Amazon on Tuesday announced a commercial launch deal — the largest in history — to deploy the majority of the low Earth orbit (LEO) satellites for its “Project Kuiper” satellite broadband service into orbit (via ArsTechnica).

The deal covers 83 rocket launches over the next five years from the three largest commercial launch providers in the West, except SpaceX, which directly competes with Amazon in satellite internet with Starlink.

Here’s a breakdown of the launch agreements Amazon announced:

  • Arianespace: 18 launches of Europe’s new Ariane 6 rocket
  • Blue Origin: 12 launches of the company’s New Glenn rocket, with options for 15 additional launches
  • United Launch Alliance: 38 launches of the company’s Vulcan rocket

Additionally, Amazon previously announced its acquisition of United Launch Alliance’s final nine Atlas V rocket launches before that vehicle is retired.

With the deal finalized, Amazon has essentially snatched up any medium- and heavy-lift launch capacity over the next five years that wasn’t already spoken for. The launches will flesh out the company’s planned constellation of 3,236 satellites for Project Kuiper.

“We still have lots of work ahead, but the team has continued to hit milestone after milestone across every aspect of our satellite system,” Dave Limp, Amazon’s Senior Vice President for Devices & Services, said in a news release.

“These launch agreements reflect our incredible commitment and belief in Project Kuiper, and we’re proud to be working with such an impressive lineup of partners to deliver on our mission.”

Amazon is about four years behind SpaceX in deploying its satellite constellation. SpaceX currently has well over 1,500 Starlink satellites in orbit, and the service has surpassed 250,000 user terminals across the globe as of February.

What’s more, all three of the launch providers Amazon has contracted — including Blue Origin, which is owned by Amazon founder Jeff Bezos — lag behind SpaceX in rocket technology.

Both the Ariane 6 and Vulcan rockets are likely about 12 months from making their debut flights, while Blue Origin’s New Glenn is probably at least two years from its first flight.

SpaceX, on the other hand, has its own reusable rocket, the Falcon 9. At this time, no one in the space industry can compete with SpaceX on price or launch frequency. SpaceX CEO Elon Musk has said the company is targeting a whopping 60 Falcon 9 launches this year, and it expects to have over 4,200 Starlink satellites in operation within 18 months.

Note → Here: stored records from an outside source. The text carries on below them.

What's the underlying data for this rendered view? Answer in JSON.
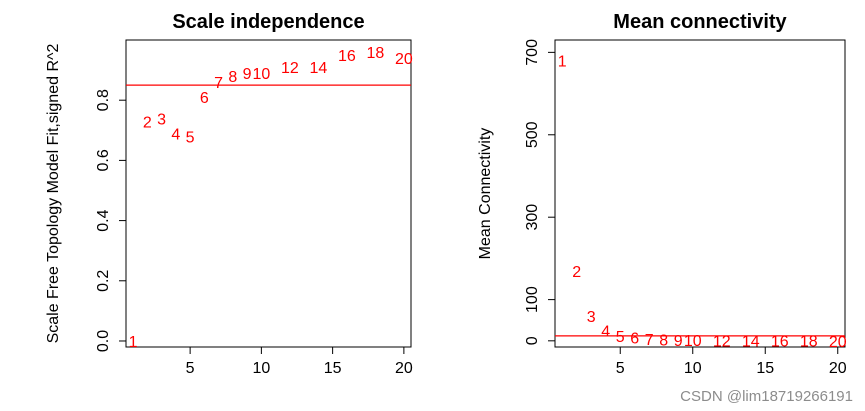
{
  "chart_data": [
    {
      "type": "scatter",
      "title": "Scale independence",
      "xlabel": "",
      "ylabel": "Scale Free Topology Model Fit,signed R^2",
      "xlim": [
        0.5,
        20.5
      ],
      "ylim": [
        -0.02,
        1.0
      ],
      "xticks": [
        5,
        10,
        15,
        20
      ],
      "yticks": [
        0.0,
        0.2,
        0.4,
        0.6,
        0.8
      ],
      "hline": 0.85,
      "grid": false,
      "points": [
        {
          "x": 1,
          "y": 0.0,
          "label": "1"
        },
        {
          "x": 2,
          "y": 0.73,
          "label": "2"
        },
        {
          "x": 3,
          "y": 0.74,
          "label": "3"
        },
        {
          "x": 4,
          "y": 0.69,
          "label": "4"
        },
        {
          "x": 5,
          "y": 0.68,
          "label": "5"
        },
        {
          "x": 6,
          "y": 0.81,
          "label": "6"
        },
        {
          "x": 7,
          "y": 0.86,
          "label": "7"
        },
        {
          "x": 8,
          "y": 0.88,
          "label": "8"
        },
        {
          "x": 9,
          "y": 0.89,
          "label": "9"
        },
        {
          "x": 10,
          "y": 0.89,
          "label": "10"
        },
        {
          "x": 12,
          "y": 0.91,
          "label": "12"
        },
        {
          "x": 14,
          "y": 0.91,
          "label": "14"
        },
        {
          "x": 16,
          "y": 0.95,
          "label": "16"
        },
        {
          "x": 18,
          "y": 0.96,
          "label": "18"
        },
        {
          "x": 20,
          "y": 0.94,
          "label": "20"
        }
      ]
    },
    {
      "type": "scatter",
      "title": "Mean connectivity",
      "xlabel": "",
      "ylabel": "Mean Connectivity",
      "xlim": [
        0.5,
        20.5
      ],
      "ylim": [
        -15,
        730
      ],
      "xticks": [
        5,
        10,
        15,
        20
      ],
      "yticks": [
        0,
        100,
        300,
        500,
        700
      ],
      "hline": 12,
      "grid": false,
      "points": [
        {
          "x": 1,
          "y": 680,
          "label": "1"
        },
        {
          "x": 2,
          "y": 170,
          "label": "2"
        },
        {
          "x": 3,
          "y": 60,
          "label": "3"
        },
        {
          "x": 4,
          "y": 25,
          "label": "4"
        },
        {
          "x": 5,
          "y": 12,
          "label": "5"
        },
        {
          "x": 6,
          "y": 8,
          "label": "6"
        },
        {
          "x": 7,
          "y": 5,
          "label": "7"
        },
        {
          "x": 8,
          "y": 3,
          "label": "8"
        },
        {
          "x": 9,
          "y": 2,
          "label": "9"
        },
        {
          "x": 10,
          "y": 2,
          "label": "10"
        },
        {
          "x": 12,
          "y": 1,
          "label": "12"
        },
        {
          "x": 14,
          "y": 1,
          "label": "14"
        },
        {
          "x": 16,
          "y": 1,
          "label": "16"
        },
        {
          "x": 18,
          "y": 1,
          "label": "18"
        },
        {
          "x": 20,
          "y": 0,
          "label": "20"
        }
      ]
    }
  ],
  "watermark": "CSDN @lim18719266191",
  "colors": {
    "points": "#ff0000",
    "refline": "#ff0000",
    "axes": "#000000"
  }
}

Amazon’s commercial launch contracts for its Project Kuiper satellites are worth an estimated $10 billion at least. The company plans to launch two prototype satellites in the fourth quarter of 2022.

Amazon has not said when the deployment of its operational constellation will begin, but a spokesperson for the company said that a timeline will be shared after the demonstration mission later this year.